There is widespread agreement that the patent system in the United States is in need of reform. Most of the proposals for patent reform that have proliferated in recent years share two common assumptions: first, that patent policy is best made through case-bycase adjudication of the validity of individual patents; and, second, that the existing allocation of authority over patent policy, in which the courts are primarily responsible for interpreting and applying the broad language of the Patent Act, ought not to be disturbed. This
Article challenges both assumptions. I approach the problem of patent reform primarily as a problem of sound administration rather than innovation policy and argue that Congress should grant the Patent and Trademark Office (PTO) substantive rule-making authority.

The administrative structure of the patent system has been largely unchanged since 1836. But the administrative tasks that a wellperforming patent system must carry out have changed markedly since that time. Most importantly, technology in the early- to midnineteenth century was relatively uniform. Today, by contrast, the process of innovation varies widely among different technologies and different industries. If the patent system is to meet its goal of providing incentives for innovation, it must self-consciously tailor the elements of patentability—both rules and standards—to those diverse circumstances.

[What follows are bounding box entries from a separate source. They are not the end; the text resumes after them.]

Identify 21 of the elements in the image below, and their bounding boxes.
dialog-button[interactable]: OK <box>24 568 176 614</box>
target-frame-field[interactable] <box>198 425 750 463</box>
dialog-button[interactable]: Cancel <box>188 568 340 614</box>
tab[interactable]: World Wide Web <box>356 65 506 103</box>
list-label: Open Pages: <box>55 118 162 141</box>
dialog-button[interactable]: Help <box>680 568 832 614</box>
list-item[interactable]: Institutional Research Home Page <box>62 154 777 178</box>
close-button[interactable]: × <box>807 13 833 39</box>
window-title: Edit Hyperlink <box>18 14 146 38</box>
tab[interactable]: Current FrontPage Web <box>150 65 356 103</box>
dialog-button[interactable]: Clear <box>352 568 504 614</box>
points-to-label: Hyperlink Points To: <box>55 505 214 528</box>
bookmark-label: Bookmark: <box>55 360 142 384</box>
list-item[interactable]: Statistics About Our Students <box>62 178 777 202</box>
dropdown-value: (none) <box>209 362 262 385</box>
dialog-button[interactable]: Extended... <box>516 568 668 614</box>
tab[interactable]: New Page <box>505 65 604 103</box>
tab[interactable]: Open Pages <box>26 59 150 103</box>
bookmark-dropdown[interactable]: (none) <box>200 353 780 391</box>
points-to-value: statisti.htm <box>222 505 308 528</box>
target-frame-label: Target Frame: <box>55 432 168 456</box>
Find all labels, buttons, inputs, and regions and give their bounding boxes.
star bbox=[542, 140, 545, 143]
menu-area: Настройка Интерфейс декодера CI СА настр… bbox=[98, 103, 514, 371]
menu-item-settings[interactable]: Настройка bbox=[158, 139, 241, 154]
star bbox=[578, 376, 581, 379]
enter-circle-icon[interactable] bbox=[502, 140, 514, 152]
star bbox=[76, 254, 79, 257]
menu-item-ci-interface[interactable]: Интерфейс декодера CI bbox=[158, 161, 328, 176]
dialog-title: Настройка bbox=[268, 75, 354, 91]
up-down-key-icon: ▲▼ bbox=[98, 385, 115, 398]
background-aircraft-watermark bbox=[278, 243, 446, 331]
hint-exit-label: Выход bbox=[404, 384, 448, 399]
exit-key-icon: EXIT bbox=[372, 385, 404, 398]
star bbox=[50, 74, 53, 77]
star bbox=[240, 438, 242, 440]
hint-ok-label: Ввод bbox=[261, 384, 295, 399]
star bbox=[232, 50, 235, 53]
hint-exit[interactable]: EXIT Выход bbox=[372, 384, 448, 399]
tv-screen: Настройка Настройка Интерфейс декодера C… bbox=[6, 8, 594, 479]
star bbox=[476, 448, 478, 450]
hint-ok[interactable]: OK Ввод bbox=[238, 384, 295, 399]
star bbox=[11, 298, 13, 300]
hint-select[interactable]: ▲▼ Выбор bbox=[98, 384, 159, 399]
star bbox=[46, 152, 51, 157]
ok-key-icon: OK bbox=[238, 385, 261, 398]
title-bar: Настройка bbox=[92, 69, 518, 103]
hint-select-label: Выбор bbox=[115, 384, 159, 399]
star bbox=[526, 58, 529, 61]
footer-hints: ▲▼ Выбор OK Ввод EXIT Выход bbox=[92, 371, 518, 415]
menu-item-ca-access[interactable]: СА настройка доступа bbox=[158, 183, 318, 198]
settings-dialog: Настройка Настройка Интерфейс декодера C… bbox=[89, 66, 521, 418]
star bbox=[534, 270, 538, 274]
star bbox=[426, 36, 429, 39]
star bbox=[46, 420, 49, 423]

Optimal patent policymaking requires forward-looking deliberation and cost-benefit analysis based on technological and economic expertise; clarity and predictability so that entities making investment choices based on the property-like aspects of patents can be confident in the legal regime governing those rights; and transparency and accountability to ensure that the public interest—which is often distinct from the interests of patent holders—is taken into account. Unlike courts, agencies acting through rulemaking can
gather and expertly analyze all of the relevant information to make express policy judgments based on costs and benefits, can decide issues prospectively and avoid piecemeal decision making, and can systematically engage the public in the policy-making process. Although agencies are subject to certain well-understood institutional pathologies, such as capture by powerful interests, on balance they are more likely to make effective patent policy than courts.

Granting the PTO substantive rule-making authority would require significant changes to the structure and function of that agency, and to the role of the courts. The PTO would require the addition of a policy-making capacity separate but capable of drawing insights from the examination process. The courts in turn would play a constructive secondary role by surfacing issues that require attention in the interstices of agency rules and engaging in judicial review of those rules under traditional standards of administrative law.